The function preserves filesystem observations as originally recorded, while appending snapshot-level provenance and contextual identifiers that support longitudinal and cross-storage analytical workflows.

The resulting table is intended to represent observed filesystem Instantiations rather than authoritative documentary entities.

Usage

read_snapshot(snapshot_files, include_repo_metadata = FALSE)

Arguments

snapshot_files

Character vector of snapshot .rds files.

include_repo_metadata

Logical.

If TRUE, repository metadata stored in snapshot attributes are materialized into the returned observational table.

The following repository-level variables may be added:

git_remote
git_branch
git_repo_id

This may increase memory usage because repository metadata are repeated across all observations belonging to the same repository.

Value

A data.frame containing combined filesystem observations.

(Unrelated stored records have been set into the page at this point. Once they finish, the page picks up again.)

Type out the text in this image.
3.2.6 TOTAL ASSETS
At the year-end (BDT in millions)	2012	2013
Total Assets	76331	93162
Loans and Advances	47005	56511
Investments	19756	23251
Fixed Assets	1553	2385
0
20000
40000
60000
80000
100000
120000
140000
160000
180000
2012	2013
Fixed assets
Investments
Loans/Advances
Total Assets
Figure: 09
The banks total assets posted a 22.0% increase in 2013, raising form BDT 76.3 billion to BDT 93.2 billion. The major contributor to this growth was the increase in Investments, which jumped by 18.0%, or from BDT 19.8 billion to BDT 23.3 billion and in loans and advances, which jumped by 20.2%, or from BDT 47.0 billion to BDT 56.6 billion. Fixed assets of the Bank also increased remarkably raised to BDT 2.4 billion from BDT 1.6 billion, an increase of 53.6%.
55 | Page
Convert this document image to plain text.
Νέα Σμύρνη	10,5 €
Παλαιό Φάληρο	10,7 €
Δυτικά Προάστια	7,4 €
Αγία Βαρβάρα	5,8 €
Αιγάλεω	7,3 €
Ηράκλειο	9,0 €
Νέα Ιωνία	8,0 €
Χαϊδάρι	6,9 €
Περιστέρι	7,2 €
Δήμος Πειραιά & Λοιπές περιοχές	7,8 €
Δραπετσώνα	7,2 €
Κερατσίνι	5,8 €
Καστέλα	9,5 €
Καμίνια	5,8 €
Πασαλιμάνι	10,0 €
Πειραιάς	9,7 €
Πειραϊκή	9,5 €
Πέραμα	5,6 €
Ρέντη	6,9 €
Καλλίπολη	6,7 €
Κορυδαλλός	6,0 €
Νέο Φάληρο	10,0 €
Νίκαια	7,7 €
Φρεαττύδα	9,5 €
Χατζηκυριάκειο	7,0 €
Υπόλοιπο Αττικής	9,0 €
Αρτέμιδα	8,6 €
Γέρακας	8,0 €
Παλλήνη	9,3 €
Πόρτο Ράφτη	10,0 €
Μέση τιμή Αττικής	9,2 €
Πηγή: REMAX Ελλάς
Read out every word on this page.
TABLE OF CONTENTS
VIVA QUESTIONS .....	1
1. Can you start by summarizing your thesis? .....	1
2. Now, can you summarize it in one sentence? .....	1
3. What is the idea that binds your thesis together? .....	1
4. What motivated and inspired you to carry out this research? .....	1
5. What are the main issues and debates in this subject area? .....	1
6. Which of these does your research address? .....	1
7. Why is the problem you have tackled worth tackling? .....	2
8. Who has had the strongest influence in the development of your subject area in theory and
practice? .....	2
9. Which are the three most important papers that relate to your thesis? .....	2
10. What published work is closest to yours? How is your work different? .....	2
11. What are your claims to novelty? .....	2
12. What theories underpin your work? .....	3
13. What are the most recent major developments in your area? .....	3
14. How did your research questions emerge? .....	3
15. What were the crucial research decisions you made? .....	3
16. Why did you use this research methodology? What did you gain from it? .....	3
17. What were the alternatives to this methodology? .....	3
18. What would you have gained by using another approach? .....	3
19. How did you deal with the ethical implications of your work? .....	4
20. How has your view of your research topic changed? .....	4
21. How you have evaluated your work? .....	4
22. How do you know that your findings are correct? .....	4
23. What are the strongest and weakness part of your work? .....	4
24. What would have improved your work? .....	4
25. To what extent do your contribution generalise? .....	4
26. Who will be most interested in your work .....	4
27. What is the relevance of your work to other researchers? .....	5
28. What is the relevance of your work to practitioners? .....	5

The returned table contains all variables created by scan_storage() together with additional provenance and contextual identifiers:

snapshot_file: normalized path of the source snapshot artefact
snapshot_created_at: observation timestamp recorded in snapshot metadata
snapshot_schema_version: schema version recorded in snapshot metadata
storage_full_path: globally contextualized filesystem locator (storage_id::full_path)
storage_path_id: storage-scoped logical filesystem identifier (storage_id::rel_path)
observation_id: identifier of a specific filesystem observation event, combining storage context, logical path, and observation time

Details

Read one or more serialized observational filesystem snapshots and combine them into a unified observational table.

The function performs:

observational aggregation across snapshots
snapshot-level provenance preservation
contextual identifier enrichment
optional materialization of repository-level Git metadata

The function intentionally does not:

deduplicate observations
infer stable file identity
infer Record Resources or Record Sets
resolve documentary semantics
interpret provenance relationships

Multiple observations of the same filesystem approximation may occur:

across observation times
across storage contexts
across partially overlapping snapshots
across synchronized or copied working environments

In RiC-aligned operational terms:

each row represents one observed filesystem Instantiation
repeated observations may later support inference of more stable Record Resources
higher-level documentary interpretation is deferred to later analytical or curatorial stages

Snapshot-level provenance metadata are appended as columns to support:

provenance-aware analytics
reconstruction workflows
cross-storage comparison
longitudinal temporal analysis

Repository metadata are normally stored as snapshot attributes in order to avoid repeating identical repository information across all observations. When include_repo_metadata = TRUE, repository-level metadata are materialized into the returned table to support repository-aware analytical workflows.